In 2009, the vitality I felt drove me to exercising more—the eating pattern was working; perhaps more blood flow was coursing through my body. For the last 4 years I have enjoyed exercising vigorously for an average of 45 minutes every day including running and strength activities. This interest has been contagious within our family with Rachel and our children: Julie 12, Jenna 10, and Jameson 8. In October 2013 our family, including Jameson, competed in running a 5K together; Julie, Jenna, and I competed in a local 4-mile race as well.
Our children enjoy how we eat—they believe it keeps them slender and vibrant. They know the familiar quotations from Dr. McDougall “The fat you eat is the fat you wear”, “People like to hear good news about their bad habits”, and “Milk is for baby cows.” Jenna says she feels extra energetic. Julie says people often mention to her that they wish they had her energy. Jameson likes the ability to work extra hard in outside activities and the garden—they all enjoy bicycling, running, swimming, and hiking. When they eat a restaurant meal with oil…they say “we feel heavy!” They like not getting sick. If a cold comes, it is mild and is gone in 2-4 days without the need for antihistamines or prescriptions. The children have not needed antibiotics for over 9 years—no ear infections in our household. Dr. Alan Goldhamer, whom we briefly consulted during Rachel’s trials, made the keen observation, “Rachel, your disease has saved your children.” This prophetic statement is indeed true. Julie who remembers the former ways of eating mentioned that she is glad mommy got sick, not because of the UC, but because it changed how we eat.

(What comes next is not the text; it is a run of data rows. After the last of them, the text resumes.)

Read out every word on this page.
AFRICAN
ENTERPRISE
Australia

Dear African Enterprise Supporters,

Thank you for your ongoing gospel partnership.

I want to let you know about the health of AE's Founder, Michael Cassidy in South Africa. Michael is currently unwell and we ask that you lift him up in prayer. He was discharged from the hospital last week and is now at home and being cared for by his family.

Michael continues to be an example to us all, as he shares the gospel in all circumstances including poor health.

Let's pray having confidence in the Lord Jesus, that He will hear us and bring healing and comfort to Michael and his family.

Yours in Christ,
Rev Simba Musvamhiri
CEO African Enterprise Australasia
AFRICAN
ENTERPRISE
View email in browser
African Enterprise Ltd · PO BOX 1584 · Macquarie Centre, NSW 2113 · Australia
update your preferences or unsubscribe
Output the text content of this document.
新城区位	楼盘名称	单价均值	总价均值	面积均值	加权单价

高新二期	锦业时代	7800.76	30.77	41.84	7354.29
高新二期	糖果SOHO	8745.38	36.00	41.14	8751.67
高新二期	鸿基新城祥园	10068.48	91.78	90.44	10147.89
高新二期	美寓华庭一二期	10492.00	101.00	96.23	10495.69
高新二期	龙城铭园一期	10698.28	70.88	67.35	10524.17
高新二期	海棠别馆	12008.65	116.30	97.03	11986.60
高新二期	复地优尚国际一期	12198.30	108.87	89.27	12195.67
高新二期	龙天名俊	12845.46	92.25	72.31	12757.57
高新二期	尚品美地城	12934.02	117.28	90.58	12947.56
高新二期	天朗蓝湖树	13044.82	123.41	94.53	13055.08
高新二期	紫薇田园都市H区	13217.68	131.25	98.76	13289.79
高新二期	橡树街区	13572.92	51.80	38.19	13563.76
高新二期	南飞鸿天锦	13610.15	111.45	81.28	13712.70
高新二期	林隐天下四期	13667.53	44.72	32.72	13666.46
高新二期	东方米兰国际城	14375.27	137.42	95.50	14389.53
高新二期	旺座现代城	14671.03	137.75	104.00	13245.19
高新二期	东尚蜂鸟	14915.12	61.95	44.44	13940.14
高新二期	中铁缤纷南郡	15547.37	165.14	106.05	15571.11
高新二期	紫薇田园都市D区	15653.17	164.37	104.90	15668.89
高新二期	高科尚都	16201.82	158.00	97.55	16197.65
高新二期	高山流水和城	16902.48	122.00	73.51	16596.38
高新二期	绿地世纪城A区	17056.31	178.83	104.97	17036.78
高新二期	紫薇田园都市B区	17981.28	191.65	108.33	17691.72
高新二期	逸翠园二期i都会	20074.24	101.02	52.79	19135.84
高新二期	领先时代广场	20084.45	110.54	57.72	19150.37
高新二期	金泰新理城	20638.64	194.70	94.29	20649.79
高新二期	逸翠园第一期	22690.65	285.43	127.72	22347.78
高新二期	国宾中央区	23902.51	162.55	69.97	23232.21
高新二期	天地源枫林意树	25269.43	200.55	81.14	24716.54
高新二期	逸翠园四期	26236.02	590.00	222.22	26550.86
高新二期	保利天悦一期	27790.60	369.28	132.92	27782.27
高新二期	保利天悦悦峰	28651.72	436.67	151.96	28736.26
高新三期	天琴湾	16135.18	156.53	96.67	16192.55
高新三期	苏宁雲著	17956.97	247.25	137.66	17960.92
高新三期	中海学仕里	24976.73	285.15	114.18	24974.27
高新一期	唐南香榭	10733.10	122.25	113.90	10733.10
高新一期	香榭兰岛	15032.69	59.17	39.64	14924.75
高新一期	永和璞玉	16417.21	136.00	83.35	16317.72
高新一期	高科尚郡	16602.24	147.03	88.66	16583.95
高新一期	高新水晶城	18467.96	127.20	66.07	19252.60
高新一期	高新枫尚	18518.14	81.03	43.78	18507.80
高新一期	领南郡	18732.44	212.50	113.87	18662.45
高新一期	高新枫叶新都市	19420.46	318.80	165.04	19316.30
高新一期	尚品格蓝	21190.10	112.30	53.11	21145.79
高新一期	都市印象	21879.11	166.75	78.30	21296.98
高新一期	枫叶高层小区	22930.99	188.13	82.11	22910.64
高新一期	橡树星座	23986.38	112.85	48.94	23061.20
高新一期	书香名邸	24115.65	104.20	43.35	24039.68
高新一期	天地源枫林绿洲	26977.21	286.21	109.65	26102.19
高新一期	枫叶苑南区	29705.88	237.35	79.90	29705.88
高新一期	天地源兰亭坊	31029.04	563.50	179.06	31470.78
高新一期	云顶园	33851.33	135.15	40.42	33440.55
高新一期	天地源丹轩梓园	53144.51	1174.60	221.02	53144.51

Dr. McDougall’s knack for illuminating conservative therapies is a trademark. Depression exists in my extended family, and over the winter, my mood was less happy. It seems I was sleeping too long; by sleeping less per night and waking to an alarm clock, I was able to regain concentration and better mood. Dr. McDougall wrote about light and wake therapy in 2004.6
Our family owes a debt of gratitude to Dr. John and Mary McDougall. The primary reason we attended Vegetarian Summerfest 2013, was to meet John and Mary and sing them the potato song.5 We thought the song would fit their love of potatoes since a potato was on the cover of their recent book, The Starch Solution (highly recommended). The beaming smiles on their faces while we sang to them in the hallway were rewarding and priceless. Recently at my birthday party I was asked what my highlights were from the prior year; I said that singing the potato song to the McDougalls as a big ‘thank you’ was one of the most significant highlights of last year.
We feel a desire to support healthy eating in our area. We regularly have potlucks with others. Rachel is great at making practical, tasty meals; she enjoys sharing the recipes, flavors, and talents of her cooking. I began a graduate program in nutrition, which I will complete in the next year. In 2014, I passed The Starch Solution Certification Course. We both hope to be an encouraging voice for healthy change in our community.
Nothing tastes as good as healthy feels.